Teleporting the one-qubit state via two-level atoms with spontaneous emission
Ming-Liang Hu

TL;DR
This paper investigates how spontaneous emission, collective damping, and dipole-dipole interactions affect the fidelity of quantum teleportation between two atoms, identifying conditions for nonclassical teleportation and the role of entanglement.
Contribution
It provides a detailed analysis of the impact of atomic interactions on teleportation fidelity and clarifies the role of entanglement beyond its presence in the channel state.
Findings
Identifies the spatial distance range for nonclassical teleportation.
Shows entanglement is necessary but not sufficient for high fidelity.

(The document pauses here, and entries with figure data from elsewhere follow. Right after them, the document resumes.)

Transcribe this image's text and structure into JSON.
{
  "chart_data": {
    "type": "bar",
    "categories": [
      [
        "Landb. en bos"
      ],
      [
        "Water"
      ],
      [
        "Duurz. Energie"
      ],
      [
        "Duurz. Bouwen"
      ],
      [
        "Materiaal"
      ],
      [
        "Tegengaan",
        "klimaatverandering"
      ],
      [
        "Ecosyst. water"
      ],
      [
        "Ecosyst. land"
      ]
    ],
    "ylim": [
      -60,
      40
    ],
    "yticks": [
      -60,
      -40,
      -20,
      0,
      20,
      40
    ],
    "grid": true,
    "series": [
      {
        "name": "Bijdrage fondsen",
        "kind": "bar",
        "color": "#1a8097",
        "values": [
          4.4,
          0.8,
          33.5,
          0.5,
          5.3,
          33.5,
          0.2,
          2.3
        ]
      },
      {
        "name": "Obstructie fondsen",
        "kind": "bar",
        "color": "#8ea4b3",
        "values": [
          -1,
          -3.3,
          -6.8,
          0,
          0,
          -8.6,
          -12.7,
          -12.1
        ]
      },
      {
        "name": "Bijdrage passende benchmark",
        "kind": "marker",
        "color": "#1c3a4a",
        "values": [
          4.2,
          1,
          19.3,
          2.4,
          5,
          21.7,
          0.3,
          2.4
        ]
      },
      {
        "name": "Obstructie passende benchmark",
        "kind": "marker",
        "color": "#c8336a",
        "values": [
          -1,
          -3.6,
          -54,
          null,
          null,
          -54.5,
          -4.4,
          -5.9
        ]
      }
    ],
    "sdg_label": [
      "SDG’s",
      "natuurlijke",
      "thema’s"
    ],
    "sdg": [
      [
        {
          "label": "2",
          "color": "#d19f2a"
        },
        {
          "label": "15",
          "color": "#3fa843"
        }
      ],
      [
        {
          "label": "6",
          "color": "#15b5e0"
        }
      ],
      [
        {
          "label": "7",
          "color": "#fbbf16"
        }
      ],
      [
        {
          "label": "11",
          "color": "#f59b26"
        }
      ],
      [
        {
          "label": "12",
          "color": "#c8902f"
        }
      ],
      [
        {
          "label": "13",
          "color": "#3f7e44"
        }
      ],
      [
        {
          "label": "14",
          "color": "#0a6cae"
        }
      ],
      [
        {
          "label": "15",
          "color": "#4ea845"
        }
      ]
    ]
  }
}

Analyzes the effects of spontaneous emission and dipole interactions on fidelity.
Abstract
We study quantum teleportation via two two-level atoms coupled collectively to a multimode vacuum field and prepared initially in different atomic states. We concentrated on influence of the spontaneous emission, collective damping and dipole-dipole interaction of the atoms on fidelity dynamics of quantum teleportation and obtained the region of spatial distance between the two atoms over which the state can be teleported nonclassically. Moreover, we showed through concrete examples that entanglement of the channel state is the prerequisite but not the only essential quantity for predicting the teleportation fidelity.